La semaine au théâtre : Un miroir ; À côté de la normale
Almeida; Entrepôt Donmar, LondresLa nouvelle pièce troublante de Sam Holcroft sur la censure présente une performance menaçante de Jonny Lee Miller, tandis qu'un drame musical explorant le trouble bipolaire est captivant
Qui reprendra le Théâtre National après le départ de Rufus Norris en 2025 ? Le plus souvent considéré comme un concurrent sérieux – et à juste titre – est Indhu Rubasingham, qui a mis le feu au Kiln au nord de Londres. Je me demande pourtant si la meilleure solution, là comme au RSC, ne serait pas une combinaison – deux personnes au volant d'une si grosse bête permettraient à chaque fois de diriger autant que d'administrer. Mon choix à côté de Rubasingham serait Rupert Goold. Sous sa direction artistique, l'Almeida est un incontournable.
La nouvelle pièce de Sam Holcroft montre pourquoi. Non pas parce qu’il est parfait, mais parce qu’il enverra le public en colère ou revigoré.Un miroira des desseins évidents sur son public et la production de Jeremy Herrin les taquine, nerveusement et sombrement.
Le design de Max Jones est, comme la plupart des choses en soirée, trompeur. Cela suggère que les spectateurs seront absorbés dans une pièce de théâtre immersive et rayonnante. Le hall dispose d'un livre de mariage que les invités peuvent signer. L'auditorium est entouré de guirlandes lumineuses ; certains sièges ont été remplacés par des chaises grêles ; une table présente un gâteau blanc à plusieurs niveaux. Tout cela n’est qu’une façade sucrée.
Un Miroir est composé de multiples reflets et d’un sujet au double poinçon. Joue dans les pièces. Des acteurs dans les acteurs (il y a un dévoilement particulièrement bon juste à la fin). Holcroft, qui m'a remonté le moral il y a huit ans avec la farce alimentaire de Rules for Living, a profité d'une visite en Corée du Nord pour écrire sur la censure. Mais c’est aussi – subtilement – une pièce sur la meilleure façon de dire la vérité. La réalité est-elle mieux illustrée par une copie du vivant ou par une recréation sélective ? Un homme réalise sa première pièce en enregistrant avec précision les échanges entendus de ses voisins – parmi lesquels une travailleuse du sexe et un masturbateur compulsif. Est-ce de l’art ou simplement une transcription ? Le sceptique est un censeur dans un État autoritaire – où Roméo et Juliette est interdit : il veut raconter des histoires édifiantes.

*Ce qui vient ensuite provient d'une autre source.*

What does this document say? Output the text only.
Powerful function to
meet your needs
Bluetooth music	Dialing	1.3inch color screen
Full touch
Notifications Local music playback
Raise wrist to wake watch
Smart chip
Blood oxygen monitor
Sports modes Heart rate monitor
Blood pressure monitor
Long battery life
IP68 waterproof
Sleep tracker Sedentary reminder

Cela aurait si facilement pu finir comme une soirée enfermée dans son propre appareil et devenir miasmique. Pourtant, Herrin mène l’action avec une clarté absolue. Jonny Lee Miller, avec des gants de cuir et un blazer particulier, est un censeur musclé et soyeux qui fait couler des mots autour de sa bouche comme s'il savourait une proie. Geoffrey Streatfeild, si plausible en tant que dramaturge vénéré, rebondit comme un ballon d'autosatisfaction. Michael Ward – d'Empire of Light et Top Boy – fait des débuts formidables sur scène : autoritaire et modeste, suggérant puissamment l'intégrité sans moralité. Tanya Reynolds passe de la comédie muette à l'angoisse. Lorsqu'elle se dégèle, du sang neuf semble couler en elle.

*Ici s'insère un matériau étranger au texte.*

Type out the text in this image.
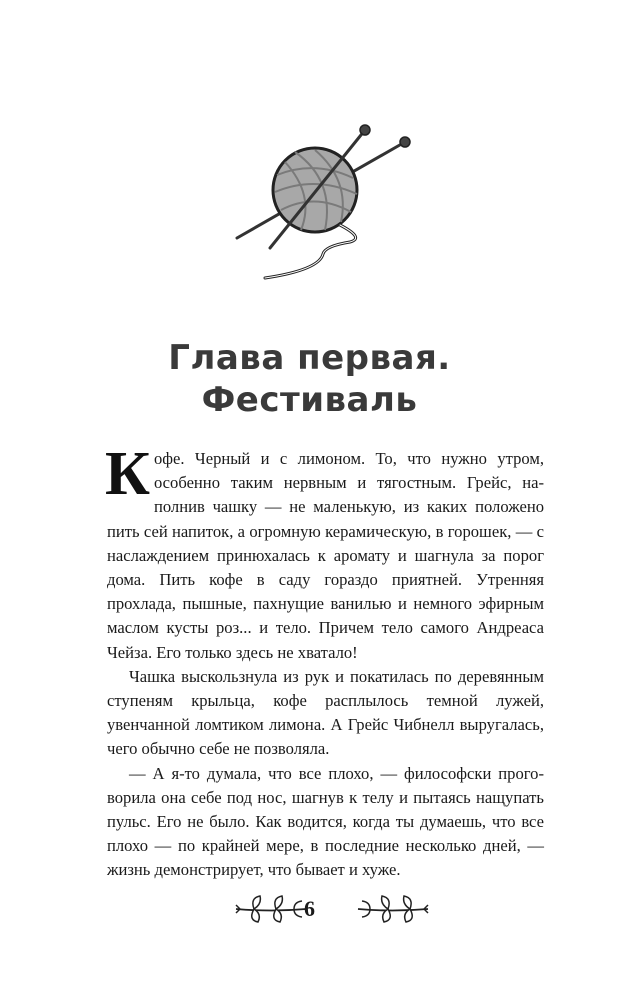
Глава первая.
Фестиваль

Кофе. Черный и с лимоном. То, что нужно утром, особенно таким нервным и тягостным. Грейс, наполнив чашку — не маленькую, из каких положено пить сей напиток, а огромную керамическую, в горошек, — с наслаждением принюхалась к аромату и шагнула за порог дома. Пить кофе в саду гораздо приятней. Утренняя прохлада, пышные, пахнущие ванилью и немного эфирным маслом кусты роз... и тело. Причем тело самого Андреаса Чейза. Его только здесь не хватало!

Чашка выскользнула из рук и покатилась по деревянным ступеням крыльца, кофе расплылось темной лужей, увенчанной ломтиком лимона. А Грейс Чибнелл выругалась, чего обычно себе не позволяла.

— А я-то думала, что все плохо, — философски проговорила она себе под нос, шагнув к телу и пытаясь нащупать пульс. Его не было. Как водится, когда ты думаешь, что все плохо — по крайней мере, в последние несколько дней, — жизнь демонстрирует, что бывает и хуже.

6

Entre-temps, dans ce qui peut être considéré comme une réaction post-pandémique, la psychiatrie est entrée en scène. La semaine dernière, The Effect a demandé si les extrêmes d’exaltation étaient plus susceptibles d’être produits par une collision émotionnelle ou par une drogue. Maintenant,À côté de la normale , vu pour la première fois à Broadway en 2008, dramatise l'effet intriqué d'une catastrophe sur une personne atteinte de trouble bipolaire. Et met en musique les conséquences confuses.

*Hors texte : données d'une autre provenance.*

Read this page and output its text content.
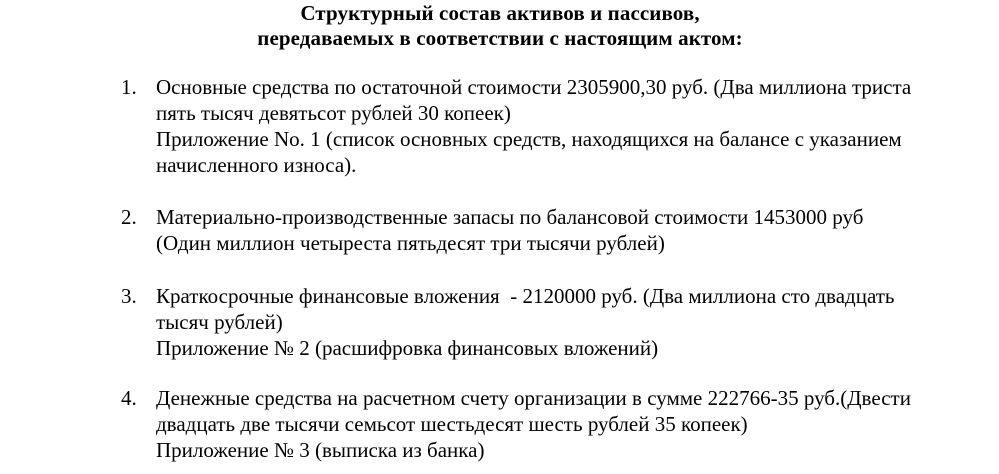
Структурный состав активов и пассивов,
передаваемых в соответствии с настоящим актом:
1. Основные средства по остаточной стоимости 2305900,30 руб. (Два миллиона триста
пять тысяч девятьсот рублей 30 копеек)
Приложение No. 1 (список основных средств, находящихся на балансе с указанием
начисленного износа).
2. Материально-производственные запасы по балансовой стоимости 1453000 руб
(Один миллион четыреста пятьдесят три тысячи рублей)
3. Краткосрочные финансовые вложения  - 2120000 руб. (Два миллиона сто двадцать
тысяч рублей)
Приложение № 2 (расшифровка финансовых вложений)
4. Денежные средства на расчетном счету организации в сумме 222766-35 руб.(Двести
двадцать две тысячи семьсот шестьдесят шесть рублей 35 копеек)
Приложение № 3 (выписка из банка)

La production de Michael Longhurst, à la fois éblouissante et pleine d'espoir, est alimentée par sa capacité à créer un sujet global. Surtout, après avoir dirigé le formidable Caroline, ou Change, il maîtrise parfaitement les nouvelles comédies musicales réalistes. La musique de Tom Kitt engloutit la scène dans des montagnes russes de rock. L'anxiété, la terreur, l'exaltation soudaine et inattendue sont partout et sans relâche : c'est un spectacle chanté. Le livre et les paroles de Brian Yorkey sont pointus et ambitieux. Ce qui manque, c'est un sens de l'inconscient, ce qui est juste hors de vue, les perturbations les plus délicates : peu de choses restent non dites et inexprimées. Ce qui est fortement transmis, c’est le caractère fascinant de la bipolarité.